Bear in mind that our other mammal and animal friends (except the very few in captivity) take no vitamins or medicine. None go to the gym, have annual checkups or modern medical care.

See this for information on the lifespans on some other critters.

Tuesday, March 20, 2007

Newest oldest person is older than last oldest person

A Vietnamese woman is reportedly 120 years old.

Bhling Talah is an ethnic minority resident of Tr’Hy commune in Quang Nam province’s Tay Giang district

Thursday, March 15, 2007

Happy birthday to the world's oldest man!

The world's oldest man is 116 today!

Hryhory Nestor lives in the Ukraine and "attributes his long life to healthy outdoor living, and recommends a diet of potatoes, milk and cheese."

Sounds easy enough.

Sunday, March 11, 2007

Newer and older World's Oldest Woman has died - age 128!

A Salvadoran woman believed to have been 128 years old and possibly the world's oldest person, has died. Cruz Hernandez gave birth to 13 children and ended up with at least 60 grandchildren, 80 great-grandchildren and 25 great-great grandchildren.

Guinness said the longest any woman has lived is 122 years.

Saturday, March 03, 2007

Good news for oldest people

Two wonderful ancient women had good news this week. Each are 113, which means they have lived in 3 of our earth centuries and are almost 800 in dog years.

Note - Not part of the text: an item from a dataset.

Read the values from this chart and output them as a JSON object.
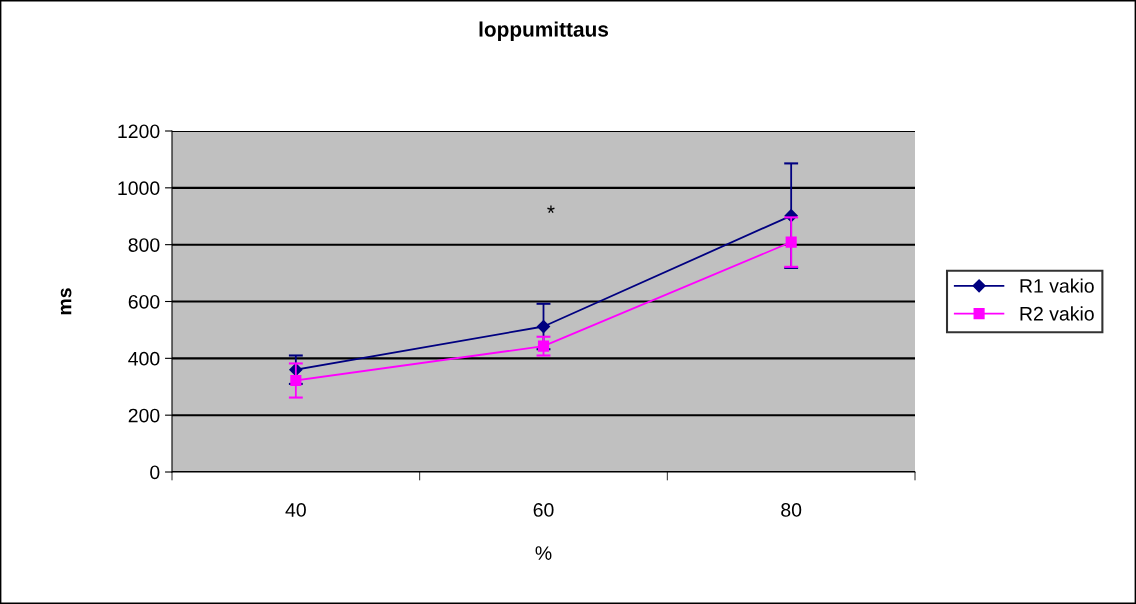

Chen Aixiang, the oldest resident in Zhejiang Province, China, was happy at Spring Festival to see all 230 of her family members together celebrating her oldest daughter's 90th birthday.

Saraswati Rai of Ghatana village of Myagdi district in western Nepal acquired a citizenship certificate for the first time in her life.

Monday, February 26, 2007

Newest old original Star Trek episode!

Pardon the exclamation points, but tonight I saw the newest episode of old Star Trek!

It's free and available for download and worth the price.
Tech and media savy fans have pooled resources and made new episodes.
The most recent one even stars Chekov as Chekov and was written by D.C. Fontana!!

Think I'm kidding? Check it out!

Sunday, February 25, 2007

World's youngest person is born!

This time the news is more upbeat, at least on the surface.

A 21-week six-day old baby was born. Amillia Taylor, who weighed just 10 ounces, beat the previous record by more than a week.

Meanwhile there is a huge list of complications that can affect babies just born before 37 weeks. This miracle baby will undoubtedly will have some major problems.

Saturday, February 24, 2007

World's oldest person dies again!

This time it's a 130 year old woman from Malaysia !!!!!!!!!!!!!!!!!!!!!!!!!!!!!!!!!!!!!!!!!!!!!!!!!!!!!!!!!!!!!!!!!!!!!!!!!!!!!!!!!!!!!!!!!!!!!!!!!!!!!!!!!!!!!!!!!!!!!!!!!!!!!!!!!!